From her chair Amelia's mother had taken to her bed, which she had
never left, and from which Mrs. Osborne herself was never absent
except when she ran to see George. The old lady grudged her even
those rare visits; she, who had been a kind, smiling, good-natured
mother once, in the days of her prosperity, but whom poverty and
infirmities had broken down. Her illness or estrangement did not
affect Amelia. They rather enabled her to support the other
calamity under which she was suffering, and from the thoughts of
which she was kept by the ceaseless calls of the invalid. Amelia
bore her harshness quite gently; smoothed the uneasy pillow; was
always ready with a soft answer to the watchful, querulous voice;
soothed the sufferer with words of hope, such as her pious simple
heart could best feel and utter, and closed the eyes that had once
looked so tenderly upon her.

Then all her time and tenderness were devoted to the consolation and
comfort of the bereaved old father, who was stunned by the blow
which had befallen him, and stood utterly alone in the world. His
wife, his honour, his fortune, everything he loved best had fallen
away from him. There was only Amelia to stand by and support with
her gentle arms the tottering, heart-broken old man. We are not
going to write the history: it would be too dreary and stupid. I
can see Vanity Fair yawning over it d'avance.

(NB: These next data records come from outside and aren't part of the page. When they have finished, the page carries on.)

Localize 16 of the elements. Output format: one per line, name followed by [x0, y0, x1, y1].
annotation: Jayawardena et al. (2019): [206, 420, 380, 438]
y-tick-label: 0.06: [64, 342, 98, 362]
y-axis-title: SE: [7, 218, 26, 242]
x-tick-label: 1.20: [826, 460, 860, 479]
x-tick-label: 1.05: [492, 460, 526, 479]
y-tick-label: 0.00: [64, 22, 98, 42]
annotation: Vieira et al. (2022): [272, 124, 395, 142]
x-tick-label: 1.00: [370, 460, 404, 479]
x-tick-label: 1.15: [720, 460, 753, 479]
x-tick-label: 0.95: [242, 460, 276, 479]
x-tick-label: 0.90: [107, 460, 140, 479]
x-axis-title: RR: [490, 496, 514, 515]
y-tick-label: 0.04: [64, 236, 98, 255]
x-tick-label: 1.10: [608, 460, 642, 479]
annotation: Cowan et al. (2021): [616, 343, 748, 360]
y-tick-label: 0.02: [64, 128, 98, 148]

One day as the young gentlemen were assembled in the study at the
Rev. Mr. Veal's, and the domestic chaplain to the Right Honourable
the Earl of Bareacres was spouting away as usual, a smart carriage
drove up to the door decorated with the statue of Athene, and two
gentlemen stepped out. The young Masters Bangles rushed to the
window with a vague notion that their father might have arrived from
Bombay. The great hulking scholar of three-and-twenty, who was
crying secretly over a passage of Eutropius, flattened his neglected
nose against the panes and looked at the drag, as the laquais de
place sprang from the box and let out the persons in the carriage.